Zimbra Forums

So much reading that I'm not sure at this point so best to simply ask. Please don't flame as saying I didn't read because I have but not 100% clear.

I'm running 8.8.11 GA 3799 FOSS, do I need to patch, update, do anything? Is this version secure now?

zim_mike wrote:I'm running 8.8.11 GA 3799 FOSS, do I need to patch, update, do anything? Is this version secure now?

You can see which vulnerability is fixed or patched in which version on this overview page: https://wiki.zimbra.com/wiki/Zimbra_Security_Advisories
I would suggest to update to the latest version in case you're unsure. Keeping the installation updated is generally a good thing in terms of security.

Thanks for the lead, I'll take a look. It took a while to get back to this because I didn't get an email about the post .
Doesn't the server or the client let you know when there are updates?

zim_mike wrote:Doesn't the server or the client let you know when there are updates?

It doesn't seem to, to my dismay

The version check script checks for new versions, so if Synacor released an 8.8.16 version of Zimbra, the version check script would notify you.

Patches are as you know repo-based, and Zimbra has committed to releasing Patches on a monthly schedule.

So apt-get update && apt list —upgradable will let you know if there are any Zimbra and/or operating system updates available.

Plus, 8.8.15 is the only supported version of Zimbra available at the moment.

Hope that helps,
Mark

Hi
I have a problem to install the patch for this bug. when I use CLI to show my Zimbra version it displays Release 8.5.0_GA_3042.RHEL6_64_20140828192005 RHEL6_64 FOSS edition, Patch 8.5.0_P2. But when I use GUI (About) this display: 8.6.0_GA_1153.FOSS.
Please guide me on how can I solve it and what of them is correct?
Thank you so much.

The first thing I'd try, is to just upgrade to the latest version (8.8.15 Patch-7). You can download it at zimbra.org (although I don't know why they offer that, as opposed to zimbra.com, where you have to fill out a form for the open source edition).

There are some difficulties upgrading from 8.6 to 8.7, see here.

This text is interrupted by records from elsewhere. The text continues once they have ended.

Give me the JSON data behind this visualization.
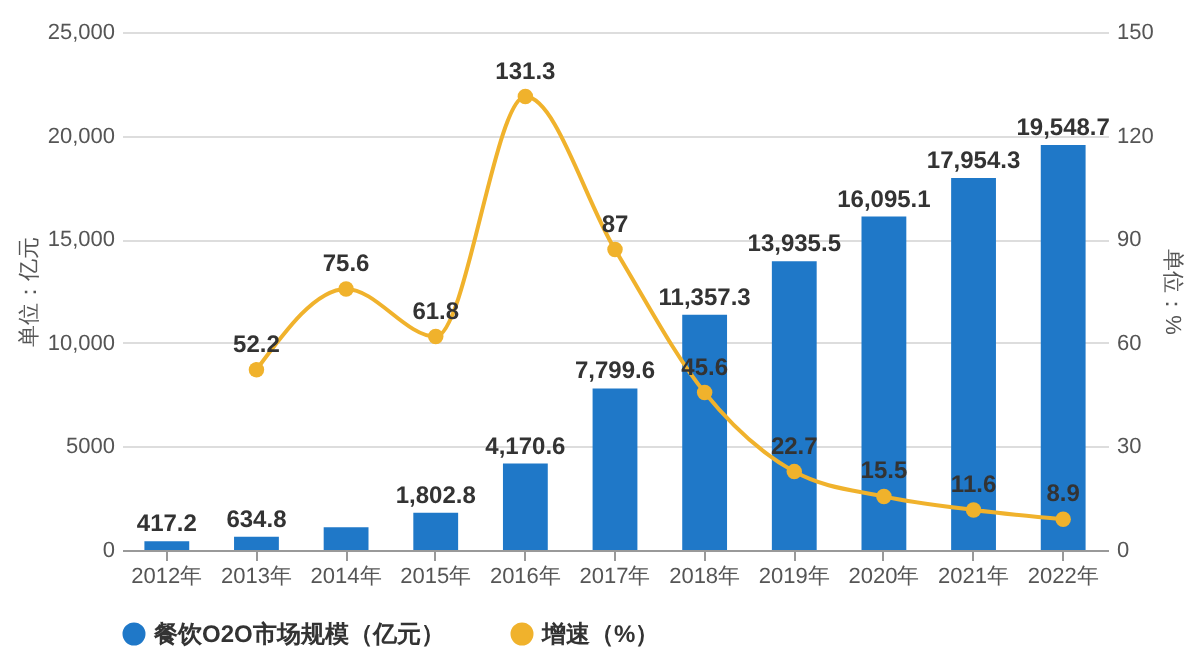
{
  "chart_data": {
    "type": "bar",
    "categories": [
      "2012年",
      "2013年",
      "2014年",
      "2015年",
      "2016年",
      "2017年",
      "2018年",
      "2019年",
      "2020年",
      "2021年",
      "2022年"
    ],
    "ylabel": "单位：亿元",
    "y2label": "单位：%",
    "ylim": [
      0,
      25000
    ],
    "yticks": [
      0,
      5000,
      {
        "value": 10000,
        "label": "10,000"
      },
      {
        "value": 15000,
        "label": "15,000"
      },
      {
        "value": 20000,
        "label": "20,000"
      },
      {
        "value": 25000,
        "label": "25,000"
      }
    ],
    "y2lim": [
      0,
      150
    ],
    "y2ticks": [
      0,
      30,
      60,
      90,
      120,
      150
    ],
    "grid": "y",
    "legend": "bottom",
    "series": [
      {
        "name": "餐饮O2O市场规模（亿元）",
        "color": "#1f78c8",
        "values": [
          417.2,
          634.8,
          1100,
          1802.8,
          4170.6,
          7799.6,
          11357.3,
          13935.5,
          16095.1,
          17954.3,
          19548.7
        ],
        "value_labels": [
          "417.2",
          "634.8",
          null,
          "1,802.8",
          "4,170.6",
          "7,799.6",
          "11,357.3",
          "13,935.5",
          "16,095.1",
          "17,954.3",
          "19,548.7"
        ]
      },
      {
        "name": "增速（%）",
        "type": "line",
        "axis": "y2",
        "color": "#f0b22c",
        "marker": "circle",
        "values": [
          null,
          52.2,
          75.6,
          61.8,
          131.3,
          87,
          45.6,
          22.7,
          15.5,
          11.6,
          8.9
        ],
        "value_labels": [
          null,
          "52.2",
          "75.6",
          "61.8",
          "131.3",
          "87",
          "45.6",
          "22.7",
          "15.5",
          "11.6",
          "8.9"
        ]
      }
    ]
  }
}
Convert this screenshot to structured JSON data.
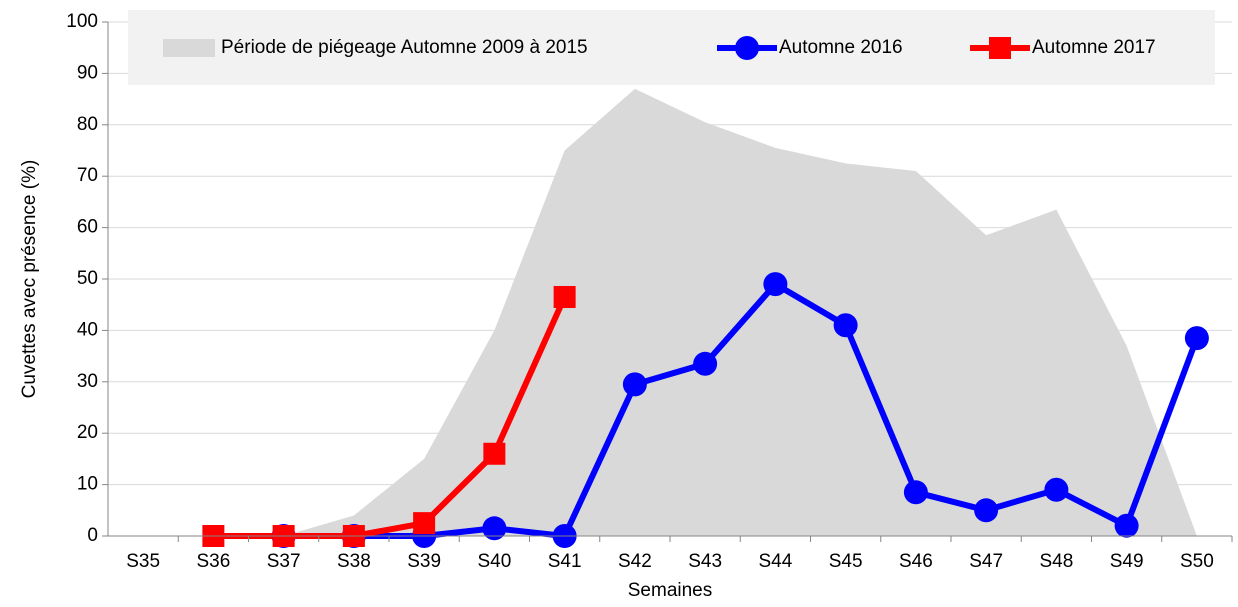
{
  "chart_data": {
    "type": "line",
    "x_label": "Semaines",
    "y_label": "Cuvettes avec présence (%)",
    "categories": [
      "S35",
      "S36",
      "S37",
      "S38",
      "S39",
      "S40",
      "S41",
      "S42",
      "S43",
      "S44",
      "S45",
      "S46",
      "S47",
      "S48",
      "S49",
      "S50"
    ],
    "ylim": [
      0,
      100
    ],
    "yticks": [
      0,
      10,
      20,
      30,
      40,
      50,
      60,
      70,
      80,
      90,
      100
    ],
    "grid": true,
    "series": [
      {
        "name": "Période de piégeage Automne 2009 à 2015",
        "kind": "area",
        "color": "#d9d9d9",
        "values": [
          null,
          null,
          0,
          4,
          15,
          40,
          75,
          87,
          80.5,
          75.5,
          72.5,
          71,
          58.5,
          63.5,
          37,
          0
        ]
      },
      {
        "name": "Automne 2016",
        "kind": "line",
        "marker": "circle",
        "color": "#0000ff",
        "values": [
          null,
          null,
          0,
          0,
          0,
          1.5,
          0,
          29.5,
          33.5,
          49,
          41,
          8.5,
          5,
          9,
          2,
          38.5
        ]
      },
      {
        "name": "Automne 2017",
        "kind": "line",
        "marker": "square",
        "color": "#ff0000",
        "values": [
          null,
          0,
          0,
          0,
          2.5,
          16,
          46.5,
          null,
          null,
          null,
          null,
          null,
          null,
          null,
          null,
          null
        ]
      }
    ]
  }
}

Always make a easy to restore backup, before upgrading.

L. Mark Stone wrote:The version check script checks for new versions, so if Synacor released an 8.8.16 version of Zimbra, the version check script would notify you.

Patches are as you know repo-based, and Zimbra has committed to releasing Patches on a monthly schedule.

So apt-get update && apt list —upgradable will let you know if there are any Zimbra and/or operating system updates available.

Plus, 8.8.15 is the only supported version of Zimbra available at the moment.

Hope that helps,
Mark

Thank you so much mark.
I use " zmcontrol -v" and display zimbra 8.5.0.
but when i use GUI " about section from the top menu" display 8.6.0.
Why are the two different and which is correct?

best regard
fatemi

Whichever version of ZCS it is you should not me using it, i'd suggest you get onto the most recent 8.8.15 ASAP.